The Orange County grand jury issued a scathing report Tuesday criticizing the public administrator/public guardian's office for "egregious" mismanagement, including questionable promotions that cost hundreds of thousands of taxpayer dollars.
The report, the jurors' second on the subject, concluded "that a complete restructuring" of the office was necessary.
"It was outrageous behavior," jury foreman Jim Perez said.
The public administrator settles the estates of the deceased; the public guardian takes care of people under legal conservatorship. The department handles estates valued at more than $38 million each year, according to the report.
In a move to reduce county costs, the office of the public guardian was split from the Health Care Agency in 2005 and combined with the public administrator.

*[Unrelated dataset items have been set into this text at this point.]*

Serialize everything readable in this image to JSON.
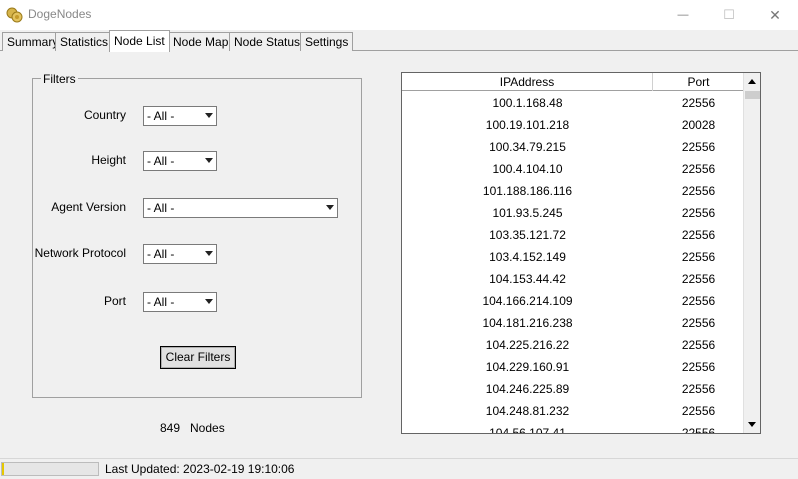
{
  "window": {
    "title": "DogeNodes",
    "controls": {
      "minimize": "—",
      "maximize": "☐",
      "close": "✕"
    }
  },
  "tabs": [
    {
      "label": "Summary",
      "active": false
    },
    {
      "label": "Statistics",
      "active": false
    },
    {
      "label": "Node List",
      "active": true
    },
    {
      "label": "Node Map",
      "active": false
    },
    {
      "label": "Node Status",
      "active": false
    },
    {
      "label": "Settings",
      "active": false
    }
  ],
  "filters": {
    "legend": "Filters",
    "country": {
      "label": "Country",
      "value": "- All -"
    },
    "height": {
      "label": "Height",
      "value": "- All -"
    },
    "agent_version": {
      "label": "Agent Version",
      "value": "- All -"
    },
    "network_protocol": {
      "label": "Network Protocol",
      "value": "- All -"
    },
    "port": {
      "label": "Port",
      "value": "- All -"
    },
    "clear_button": "Clear Filters"
  },
  "summary": {
    "count": "849",
    "unit": "Nodes"
  },
  "grid": {
    "columns": [
      "IPAddress",
      "Port"
    ],
    "rows": [
      [
        "100.1.168.48",
        "22556"
      ],
      [
        "100.19.101.218",
        "20028"
      ],
      [
        "100.34.79.215",
        "22556"
      ],
      [
        "100.4.104.10",
        "22556"
      ],
      [
        "101.188.186.116",
        "22556"
      ],
      [
        "101.93.5.245",
        "22556"
      ],
      [
        "103.35.121.72",
        "22556"
      ],
      [
        "103.4.152.149",
        "22556"
      ],
      [
        "104.153.44.42",
        "22556"
      ],
      [
        "104.166.214.109",
        "22556"
      ],
      [
        "104.181.216.238",
        "22556"
      ],
      [
        "104.225.216.22",
        "22556"
      ],
      [
        "104.229.160.91",
        "22556"
      ],
      [
        "104.246.225.89",
        "22556"
      ],
      [
        "104.248.81.232",
        "22556"
      ],
      [
        "104.56.107.41",
        "22556"
      ]
    ]
  },
  "status": {
    "progress": 0.02,
    "progress_color": "#e6c800",
    "last_updated": "Last Updated: 2023-02-19 19:10:06"
  },
  "icons": {
    "app": "doge-coin-icon"
  }
}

But instead of saving money, the first grand jury report said, costs went up because of additional management salaries. Staffing levels have risen from seven managers for 67 employees at a cost of $529,796 to 10 managers for the same number of employees at $1.04 million.
Jurors intended to issue only one report on the agency. But within two weeks of its release in May, they got a "significant" number of calls and letters informing them that not only had management not changed, but that the situation had worsened. Another person was promoted to a newly created management position. Meanwhile, staffing levels of caseworkers and their caseloads remained the same.

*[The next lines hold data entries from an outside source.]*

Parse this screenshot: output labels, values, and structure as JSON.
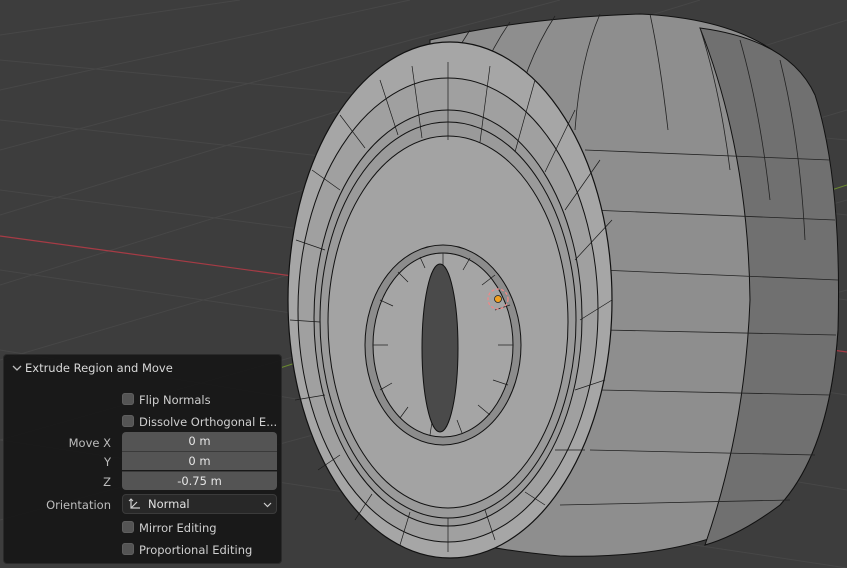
{
  "operator_panel": {
    "title": "Extrude Region and Move",
    "flip_normals_label": "Flip Normals",
    "flip_normals_checked": false,
    "dissolve_orthogonal_label": "Dissolve Orthogonal E...",
    "dissolve_orthogonal_checked": false,
    "move_x_label": "Move X",
    "move_x_value": "0 m",
    "move_y_label": "Y",
    "move_y_value": "0 m",
    "move_z_label": "Z",
    "move_z_value": "-0.75 m",
    "orientation_label": "Orientation",
    "orientation_value": "Normal",
    "mirror_editing_label": "Mirror Editing",
    "mirror_editing_checked": false,
    "proportional_editing_label": "Proportional Editing",
    "proportional_editing_checked": false
  },
  "viewport": {
    "background_color": "#3d3d3d",
    "grid_color": "#474747",
    "x_axis_color": "#a63b45",
    "y_axis_color": "#6a8a2e",
    "mesh_light_color": "#9f9f9f",
    "mesh_side_color": "#7a7a7a",
    "origin_marker": "object-origin-icon"
  }
}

"The things we highlighted in the first report were still being done very flagrantly," juror Janet Buell said.
In a statement, the department said that Tuesday's supplemental report was "redundant" and that the agency would issue a formal response addressing the issues. The department "continues to operate in a fiscally conservative manner while following all of the policies, procedures and practices" of the county.
Board of Supervisors Chairwoman Patricia Bates said the board had a responsibility to seriously look at grand jury reports. She said supervisors also would need to do their own audit of the agency.

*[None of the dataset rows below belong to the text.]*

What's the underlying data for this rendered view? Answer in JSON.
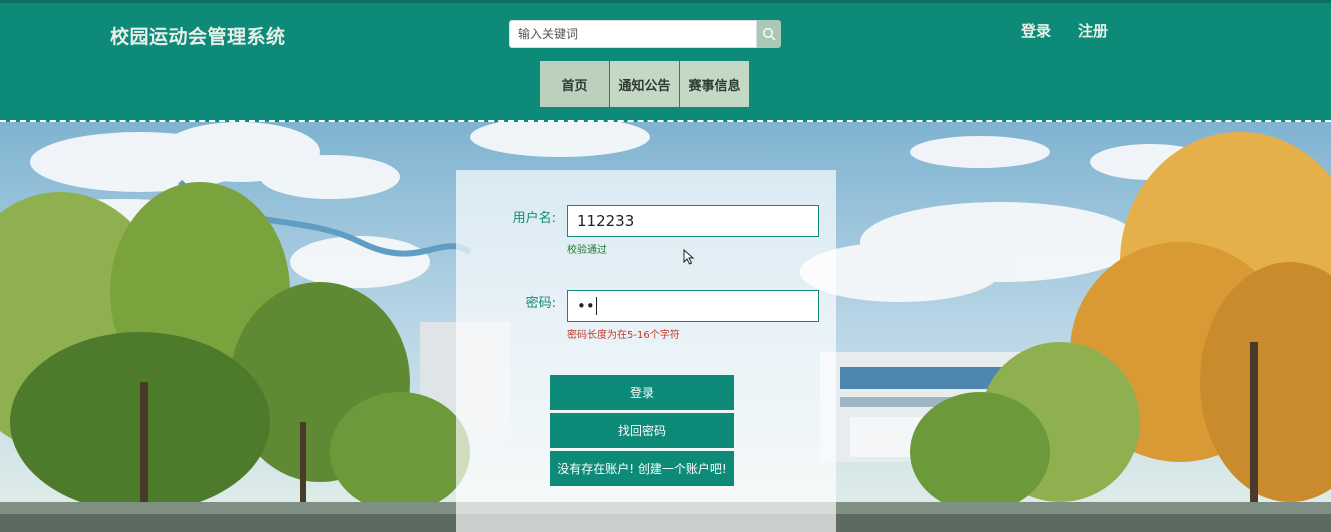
{
  "header": {
    "site_title": "校园运动会管理系统",
    "search_placeholder": "输入关键词",
    "auth": {
      "login": "登录",
      "register": "注册"
    },
    "nav": [
      {
        "label": "首页"
      },
      {
        "label": "通知公告"
      },
      {
        "label": "赛事信息"
      }
    ]
  },
  "login_form": {
    "username_label": "用户名:",
    "username_value": "112233",
    "username_hint": "校验通过",
    "password_label": "密码:",
    "password_value": "••",
    "password_hint": "密码长度为在5-16个字符",
    "login_button": "登录",
    "forgot_button": "找回密码",
    "register_button": "没有存在账户! 创建一个账户吧!"
  },
  "colors": {
    "header_bg": "#0e8a79",
    "nav_bg": "#c4d8c6",
    "button_bg": "#0e8a79",
    "label_color": "#138a78",
    "hint_ok": "#1d7a2a",
    "hint_error": "#c0392b"
  },
  "icons": {
    "search": "search-icon"
  }
}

Department head John Williams will address the board regarding the first report on July 14. He could not be reached for comment.
"The fact that these recommendations came in May and were not immediately implemented is not necessarily a problem," Bates said. "Sometimes you can't do these things overnight."
But Williams "needs to have the answers to the management practices and promotion practices," Bates said.
According to an employee quoted in the report, temporary promotions were used to "gain support and loyalty" within the agency.
A look at human resources records showed "many instances" of people promoted and then demoted, the report said.
"Someone else needs to make changes," Buell said, "because this management isn't."